The End of Social Mixing?

Bernard Girard offers some astute observations on the absence of social mixing in France (but applicable to other countries as well).

1 comment:

Mary Campbell Gallagher said...

Like Bernard Girard, I profoundly miss the liveliness and social richness of the mixed city, whether Chicago or New York or Paris. He does not say so, but modern urban planning and the automobile are largely responsible for the decline of social mixing. The Paris that Haussmann grew up in was mixed. But he and Napoleon III were the first great modern urban planners, and destroying workers' homes had the unintended or intended consequence of banishing many workers from the center of the city. As real estate values increased, and cities searched for even greater mobility--and new sources of tax revenues--the destruction of the central, human, places where people work with their hands, les Halles, the factories, followed. And that is just Paris.
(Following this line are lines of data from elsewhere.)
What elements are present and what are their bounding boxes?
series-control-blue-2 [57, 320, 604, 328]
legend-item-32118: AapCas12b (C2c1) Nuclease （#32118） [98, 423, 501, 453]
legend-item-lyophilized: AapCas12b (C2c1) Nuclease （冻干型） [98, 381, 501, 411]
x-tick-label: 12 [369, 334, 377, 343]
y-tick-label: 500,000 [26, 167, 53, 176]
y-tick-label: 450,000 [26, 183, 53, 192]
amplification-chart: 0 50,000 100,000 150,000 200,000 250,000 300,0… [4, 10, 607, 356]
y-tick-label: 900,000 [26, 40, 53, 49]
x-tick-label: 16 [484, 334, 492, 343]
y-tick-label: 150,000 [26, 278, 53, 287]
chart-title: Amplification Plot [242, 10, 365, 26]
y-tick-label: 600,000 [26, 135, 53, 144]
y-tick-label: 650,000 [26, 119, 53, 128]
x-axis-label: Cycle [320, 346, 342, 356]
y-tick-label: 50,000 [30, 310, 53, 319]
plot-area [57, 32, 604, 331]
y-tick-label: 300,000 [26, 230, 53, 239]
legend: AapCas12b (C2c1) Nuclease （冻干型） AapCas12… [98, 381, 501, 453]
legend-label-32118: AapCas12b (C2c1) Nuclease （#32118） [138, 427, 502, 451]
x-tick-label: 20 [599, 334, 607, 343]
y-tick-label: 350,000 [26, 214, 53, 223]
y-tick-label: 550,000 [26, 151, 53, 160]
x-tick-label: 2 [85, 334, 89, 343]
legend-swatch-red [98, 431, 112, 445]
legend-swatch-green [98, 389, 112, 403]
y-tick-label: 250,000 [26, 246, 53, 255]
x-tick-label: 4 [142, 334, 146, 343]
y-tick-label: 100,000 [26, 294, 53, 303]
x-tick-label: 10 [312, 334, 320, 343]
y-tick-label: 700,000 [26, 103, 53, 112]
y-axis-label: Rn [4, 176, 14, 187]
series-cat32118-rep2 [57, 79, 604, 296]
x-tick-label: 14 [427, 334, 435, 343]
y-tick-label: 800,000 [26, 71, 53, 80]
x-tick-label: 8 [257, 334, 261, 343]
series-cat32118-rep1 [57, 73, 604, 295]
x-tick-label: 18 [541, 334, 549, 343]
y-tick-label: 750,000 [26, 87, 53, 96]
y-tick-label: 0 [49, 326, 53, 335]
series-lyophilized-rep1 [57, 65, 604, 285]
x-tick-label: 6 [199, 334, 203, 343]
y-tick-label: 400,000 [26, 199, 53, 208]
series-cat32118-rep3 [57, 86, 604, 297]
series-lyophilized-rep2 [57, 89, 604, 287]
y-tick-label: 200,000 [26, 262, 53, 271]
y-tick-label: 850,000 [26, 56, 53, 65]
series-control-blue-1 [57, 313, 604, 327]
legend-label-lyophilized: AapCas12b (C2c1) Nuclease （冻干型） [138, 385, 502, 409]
Not surprisingly, Robert Moses greatly admired Haussmann. Moses and other planners with the power to change cities and favor mobility, the automobile, and new housing, all have produced the same result. In the nineteenth and early--and even mid--twentieth centuries, New York City was a cluster of industrial villages, each one socially mixed. But what used to be Manhattan's industrial areas are now luxury neighborhoods. The factories have either closed or moved to New Jersey. Workingclass people must search for housing in the most distant suburbs. Those of us who live in the center are socially poorer as a result.